True, there's not a simple solution. Ideally the build server (make/ninja/waf/...) has a better idea of what to and what not to distribute, and where based on knowing what resources are available where.

However I'd say that it's OK for the helper distccd get the large number of unknown-at-time big jobs and then kill them as they find out they cannot complete them. This should be signaled back to the build server as a "cannot complete due to resource" versus "cannot complete due to syntax error". It also can do heuristics - if it gets a large source file and it's C++, it could assign a multiplier based on number of classes (or some other heuristic keyword that's simple to check) to it and base decision whether to take the job or not. And this should be reflected in its response - whether it tried and failed (OOMkiller or whatnot) versus a heuristic check fail.

Another possibility is distccd monitoring memory growth over time, if it gets a nasty c++ file that's hard to build, it will notice memory growth 10 seconds into the build, versus that constants file where gcc might finish processing it in 5 seconds... Again this is heuristics, but it seems there are some possible optimizations.
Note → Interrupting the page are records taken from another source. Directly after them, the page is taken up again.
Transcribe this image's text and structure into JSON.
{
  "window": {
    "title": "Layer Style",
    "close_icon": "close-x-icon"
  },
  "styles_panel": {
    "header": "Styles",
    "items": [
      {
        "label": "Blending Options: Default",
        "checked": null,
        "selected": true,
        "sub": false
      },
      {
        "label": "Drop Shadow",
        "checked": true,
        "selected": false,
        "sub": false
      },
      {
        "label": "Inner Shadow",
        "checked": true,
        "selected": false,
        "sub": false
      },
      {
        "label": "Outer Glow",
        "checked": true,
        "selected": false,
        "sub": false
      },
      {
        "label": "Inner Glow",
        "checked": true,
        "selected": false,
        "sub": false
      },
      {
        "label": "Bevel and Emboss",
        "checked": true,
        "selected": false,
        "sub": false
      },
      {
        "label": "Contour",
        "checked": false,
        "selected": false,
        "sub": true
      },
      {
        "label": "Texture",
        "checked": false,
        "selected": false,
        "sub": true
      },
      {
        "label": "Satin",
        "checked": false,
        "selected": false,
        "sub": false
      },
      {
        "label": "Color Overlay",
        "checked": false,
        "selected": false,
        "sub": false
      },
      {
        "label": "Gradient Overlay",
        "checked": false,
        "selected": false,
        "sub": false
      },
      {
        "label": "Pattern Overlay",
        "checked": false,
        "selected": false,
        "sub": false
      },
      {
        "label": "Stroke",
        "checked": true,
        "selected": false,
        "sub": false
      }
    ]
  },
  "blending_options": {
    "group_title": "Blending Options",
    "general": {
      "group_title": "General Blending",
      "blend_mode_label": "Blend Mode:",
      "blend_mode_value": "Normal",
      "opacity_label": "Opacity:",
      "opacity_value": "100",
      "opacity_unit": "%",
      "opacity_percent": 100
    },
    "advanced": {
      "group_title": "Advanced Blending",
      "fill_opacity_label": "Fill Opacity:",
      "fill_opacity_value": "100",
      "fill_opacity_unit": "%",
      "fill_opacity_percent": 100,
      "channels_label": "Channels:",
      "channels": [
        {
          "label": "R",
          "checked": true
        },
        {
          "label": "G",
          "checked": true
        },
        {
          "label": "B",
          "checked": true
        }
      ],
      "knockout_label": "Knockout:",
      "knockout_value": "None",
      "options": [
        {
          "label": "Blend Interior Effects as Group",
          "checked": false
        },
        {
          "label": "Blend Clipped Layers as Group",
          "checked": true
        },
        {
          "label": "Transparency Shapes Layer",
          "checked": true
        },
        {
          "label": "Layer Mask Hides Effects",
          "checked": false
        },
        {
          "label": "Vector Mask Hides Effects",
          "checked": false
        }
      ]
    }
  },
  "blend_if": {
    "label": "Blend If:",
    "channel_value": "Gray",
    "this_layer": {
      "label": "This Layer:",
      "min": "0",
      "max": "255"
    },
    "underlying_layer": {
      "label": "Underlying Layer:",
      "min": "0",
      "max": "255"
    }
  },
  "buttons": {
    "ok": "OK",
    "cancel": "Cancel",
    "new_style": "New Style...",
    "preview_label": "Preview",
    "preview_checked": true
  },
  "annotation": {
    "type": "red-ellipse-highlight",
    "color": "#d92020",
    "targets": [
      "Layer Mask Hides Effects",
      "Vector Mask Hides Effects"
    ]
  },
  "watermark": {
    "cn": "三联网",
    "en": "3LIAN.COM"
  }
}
Distcc on the submitting machine actually seems to know that something fails on a helper and tries again on the local machine before giving up and returning a failure to make/ninja/waf/... so it's okay for a helper to fail a job, ideally telling why it decided to fail it. Seems like distcc should be able to resubmit on a different machine if it gets a heuristic "no resources" error versus an OOMkiller failure versus a "syntax error" before trying on localhost -- but that's another optimization to talk about. (Ultimately if it fails on localhost, waf/ninja/make should fail.)

Currently it seems that the signaling response could be made better between helpers and requesters, I'd think. The distccd should know and report why a job failed to the requester, and distcc seems to timeout things possibly prematurely which is another issue that could be tweaked...

I have a bunch of quad core machines that could help out builds, just that memory is the big constraint. Perhaps it's an issue of balancing loads so that machines have a better average memory utilization instead of packing loads on specific machines so that you can shut one machine off if needed...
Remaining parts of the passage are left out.